1 Col primo motivo il ricorrente, dopo avere premesso alcune considerazioni in
ordine alla natura e agli elementi costitutivi del reato associativo, critica la decisione
del Tribunale laddove ha ritenuto la sussistenza di gravi indizi del reato associativo, di
cui invece, a suo dire, mancavano del tutto gli elementi costitutivi, non potendosi
attribuire rilievo determinante alla semplice materialità della condotta evincibile dalle
modeste ed evanescenti conversazioni captate e quindi all’unico episodio meritevole di
attenzione investigativa, mancando invece la prova dell’effettiva consapevolezza

scopo comune dell’associazione descritta nel capo di imputazione.
2. Con la seconda censura (riguardante la sussistenza degli elementi indiziari
del reato di spaccio) il ricorrente osserva i due episodi attenzionati non sono idonei ad
ipotizzare alcuna reiterata attività di spaccio e non valgono ad identificare né il tipo né
la quantità di sostanza stupefacente oggetto di cessione.

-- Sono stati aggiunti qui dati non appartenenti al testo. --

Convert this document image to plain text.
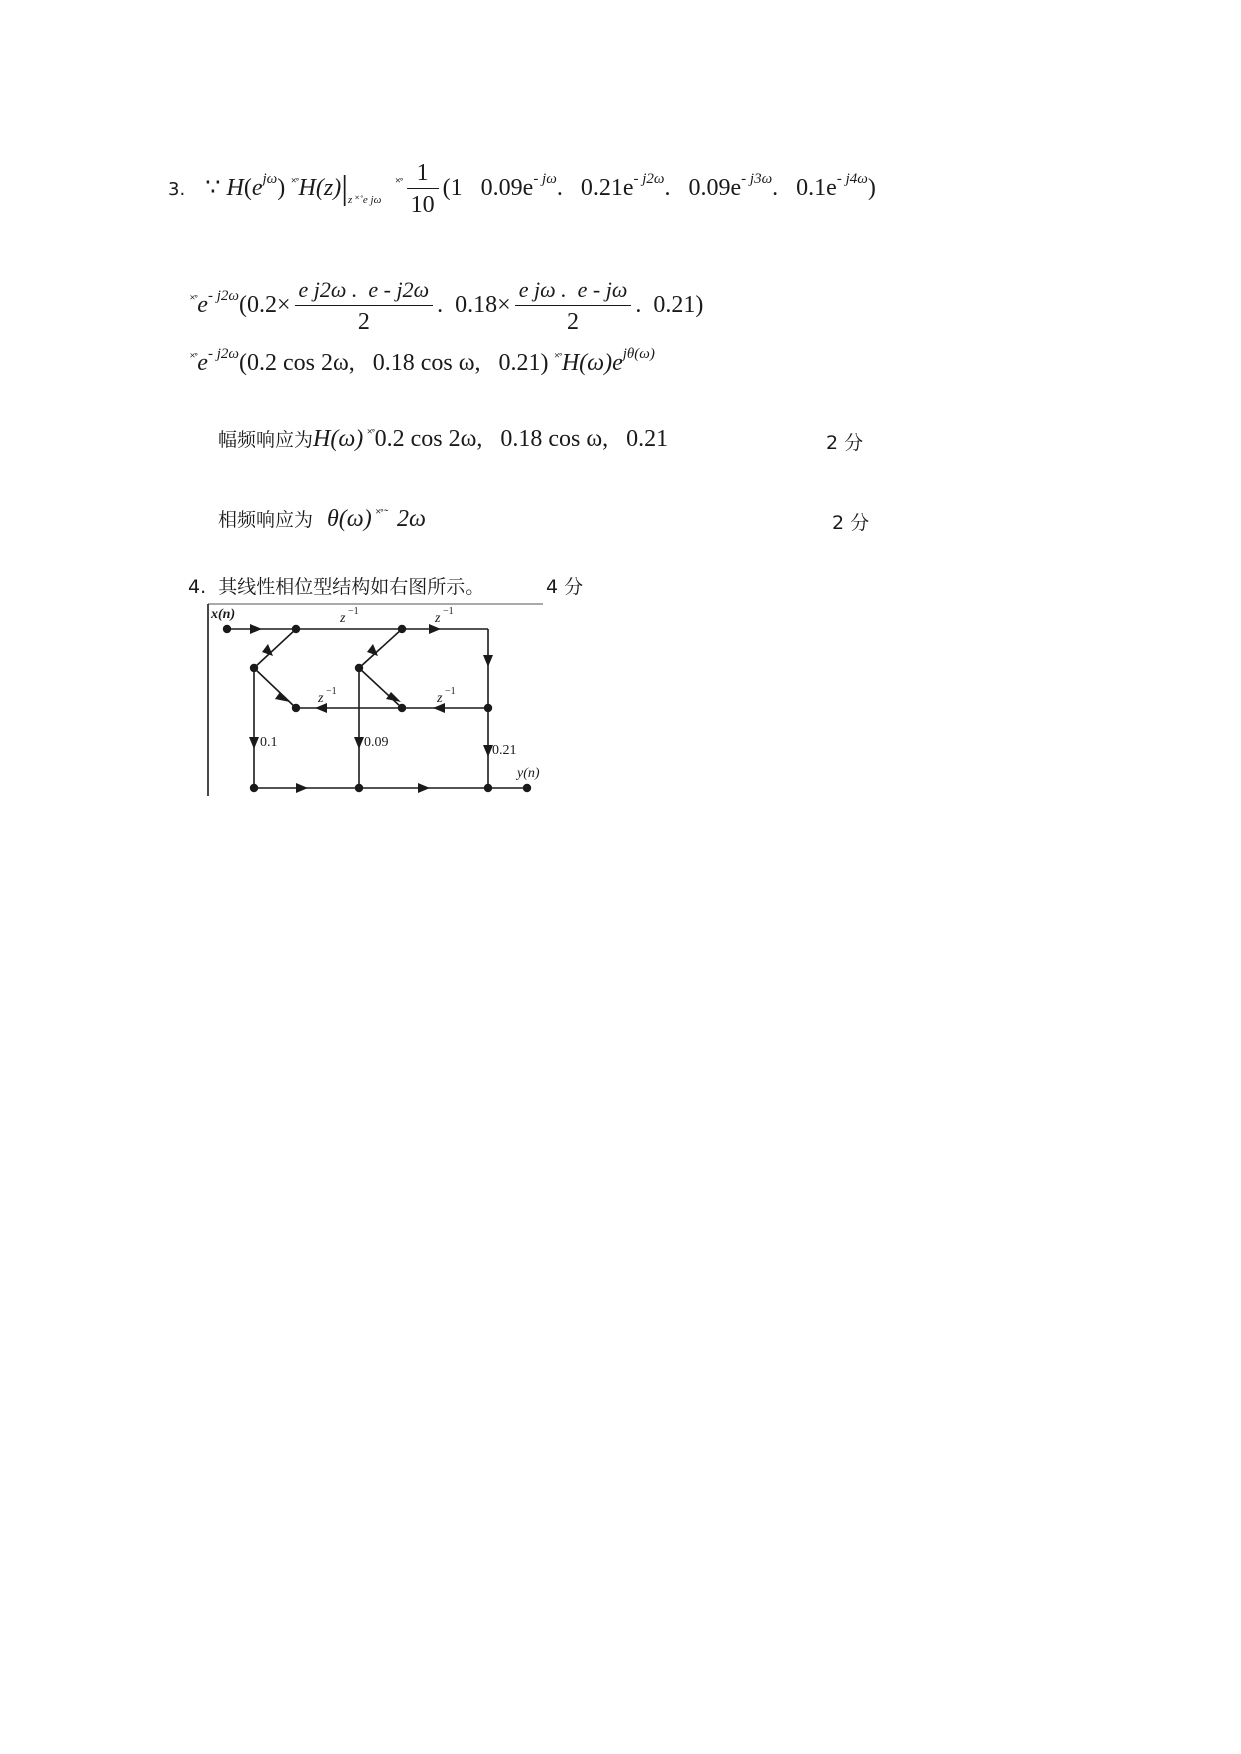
3. ∵ $H(e^{j\omega})$ $^{˟˚}H(z)|_{z ˟˚e j\omega}$ $^{˟˚} \frac{1}{10} (1$   $0.09e^{- j\omega}$.   $0.21e^{- j2\omega}$.   $0.09e^{- j3\omega}$.   $0.1e^{- j4\omega}$)
$^{˟˚}e^{- j2\omega}(0.2\times \frac{\text{e j2ω .  e - j2ω}}{2}$ .  $0.18\times \frac{\text{e jω .  e - jω}}{2}$ .  0.21)
$^{˟˚}e^{- j2\omega}(0.2$ cos 2ω,   0.18 cos ω,   0.21) $^{˟˚}H(\omega)e^{j\theta(\omega)}$
幅频响应为H(ω) ˟˚0.2 cos 2ω,   0.18 cos ω,   0.21	2 分
相频响应为 θ(ω) ˟˚̃ 2ω	2 分
4.  其线性相位型结构如右图所示。	4 分
x(n)
y(n)
z −1	z −1
z −1	z −1
0.1	0.09
0.21
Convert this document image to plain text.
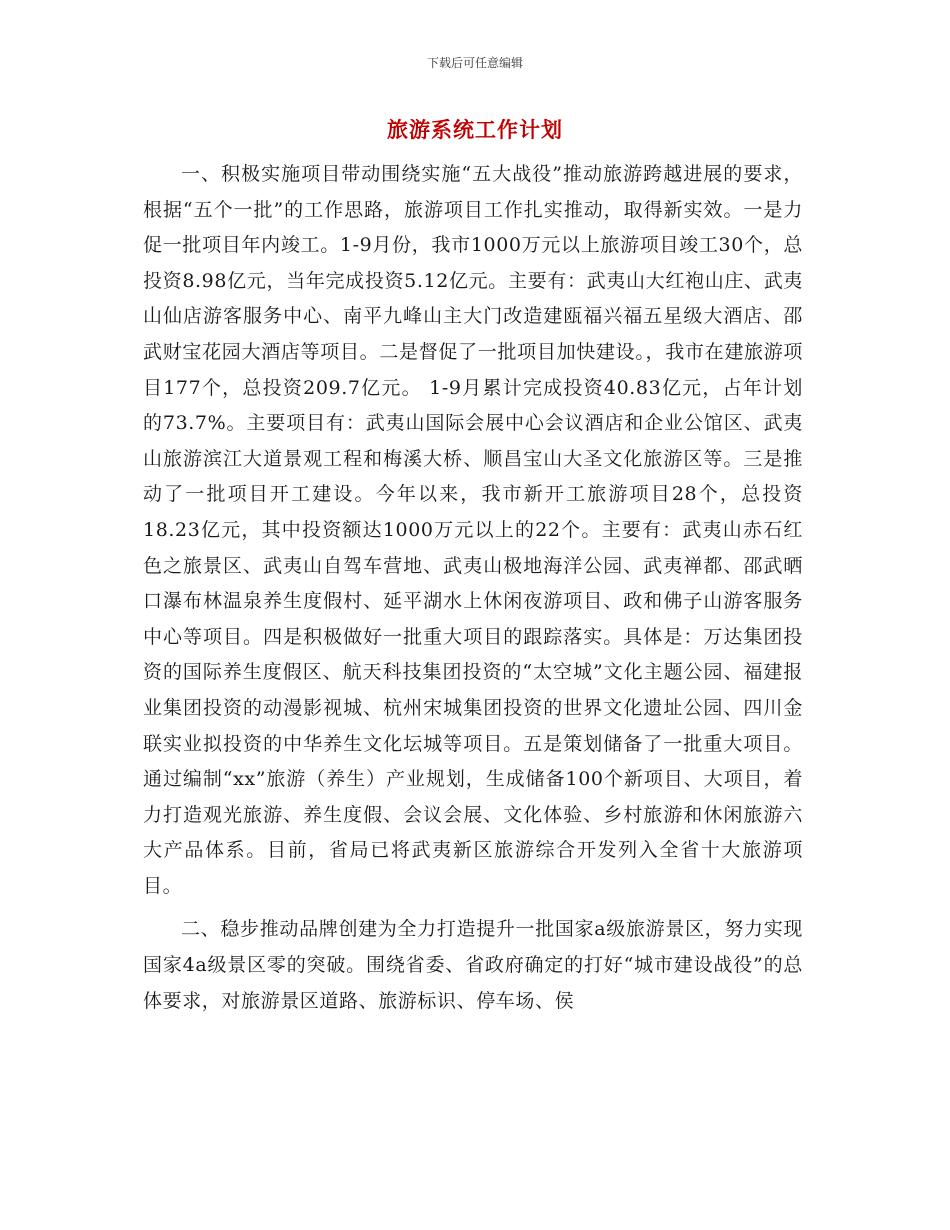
下载后可任意编辑
旅游系统工作计划

一、积极实施项目带动围绕实施“五大战役”推动旅游跨越进展的要求，根据“五个一批”的工作思路，旅游项目工作扎实推动，取得新实效。一是力促一批项目年内竣工。1-9月份，我市1000万元以上旅游项目竣工30个，总投资8.98亿元，当年完成投资5.12亿元。主要有：武夷山大红袍山庄、武夷山仙店游客服务中心、南平九峰山主大门改造建瓯福兴福五星级大酒店、邵武财宝花园大酒店等项目。二是督促了一批项目加快建设。，我市在建旅游项目177个，总投资209.7亿元。 1-9月累计完成投资40.83亿元，占年计划的73.7%。主要项目有：武夷山国际会展中心会议酒店和企业公馆区、武夷山旅游滨江大道景观工程和梅溪大桥、顺昌宝山大圣文化旅游区等。三是推动了一批项目开工建设。今年以来，我市新开工旅游项目28个，总投资18.23亿元，其中投资额达1000万元以上的22个。主要有：武夷山赤石红色之旅景区、武夷山自驾车营地、武夷山极地海洋公园、武夷禅都、邵武晒口瀑布林温泉养生度假村、延平湖水上休闲夜游项目、政和佛子山游客服务中心等项目。四是积极做好一批重大项目的跟踪落实。具体是：万达集团投资的国际养生度假区、航天科技集团投资的“太空城”文化主题公园、福建报业集团投资的动漫影视城、杭州宋城集团投资的世界文化遗址公园、四川金联实业拟投资的中华养生文化坛城等项目。五是策划储备了一批重大项目。通过编制“xx”旅游（养生）产业规划，生成储备100个新项目、大项目，着力打造观光旅游、养生度假、会议会展、文化体验、乡村旅游和休闲旅游六大产品体系。目前，省局已将武夷新区旅游综合开发列入全省十大旅游项目。

二、稳步推动品牌创建为全力打造提升一批国家a级旅游景区，努力实现国家4a级景区零的突破。围绕省委、省政府确定的打好“城市建设战役”的总体要求，对旅游景区道路、旅游标识、停车场、侯
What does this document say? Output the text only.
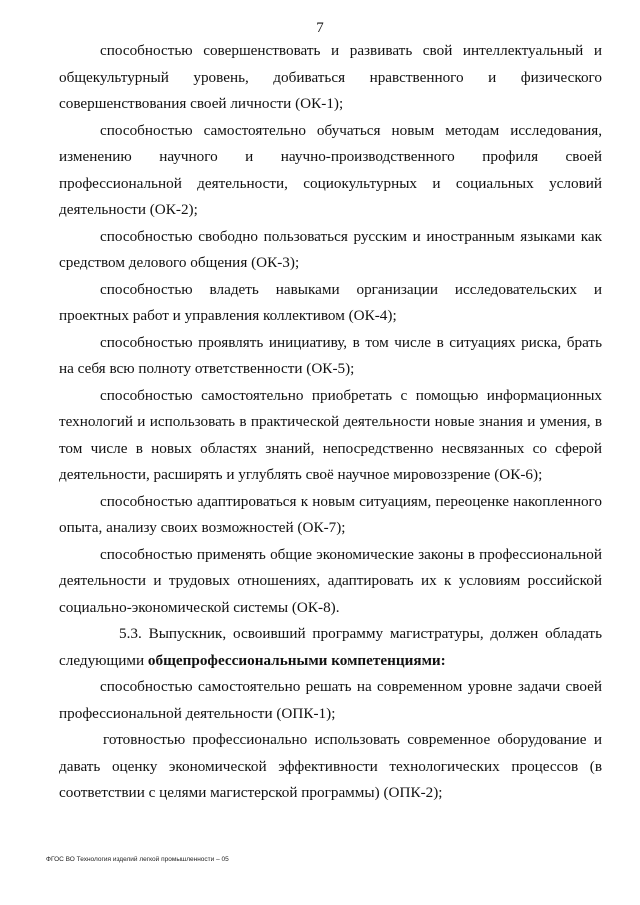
7

способностью совершенствовать и развивать свой интеллектуальный и общекультурный уровень, добиваться нравственного и физического совершенствования своей личности (ОК-1);

способностью самостоятельно обучаться новым методам исследования, изменению научного и научно-производственного профиля своей профессиональной деятельности, социокультурных и социальных условий деятельности (ОК-2);

способностью свободно пользоваться русским и иностранным языками как средством делового общения (ОК-3);

способностью владеть навыками организации исследовательских и проектных работ и управления коллективом (ОК-4);

способностью проявлять инициативу, в том числе в ситуациях риска, брать на себя всю полноту ответственности (ОК-5);

способностью самостоятельно приобретать с помощью информационных технологий и использовать в практической деятельности новые знания и умения, в том числе в новых областях знаний, непосредственно несвязанных со сферой деятельности, расширять и углублять своё научное мировоззрение (ОК-6);

способностью адаптироваться к новым ситуациям, переоценке накопленного опыта, анализу своих возможностей (ОК-7);

способностью применять общие экономические законы в профессиональной деятельности и трудовых отношениях, адаптировать их к условиям российской социально-экономической системы (ОК-8).

5.3. Выпускник, освоивший программу магистратуры, должен обладать следующими общепрофессиональными компетенциями:

способностью самостоятельно решать на современном уровне задачи своей профессиональной деятельности (ОПК-1);

готовностью профессионально использовать современное оборудование и давать оценку экономической эффективности технологических процессов (в соответствии с целями магистерской программы) (ОПК-2);

ФГОС ВО Технология изделий легкой промышленности – 05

3. Con la terza censura il ricorrente rimprovera al Tribunale di non avere dato
alcuna risposta alla tesi difensiva secondo cui la condotta poteva ricomprendersi, in via
meramente residuale, nell’alveo del comma 5 dell’art. 73 e che pertanto la condotta
associativa sarebbe da inquadrare nel comma 6 dell’art. 74 DPR n. 309/1990.
Sottolinea in proposito il suo ruolo marginale della vicenda e l’esistenza di rapporti solo
con Gazzo Filippo, titolare, quest’ultimo, di una posizione apicale.
Le predette censure – che ben si prestano a trattazione congiunta – sono prive
di fondamento.
Innanzitutto, è bene ricordare che, secondo la giurisprudenza di questa Corte,
ai fini della configurabilità del delitto associativo ex art. 74 d.P.R. 9 ottobre 1990, n.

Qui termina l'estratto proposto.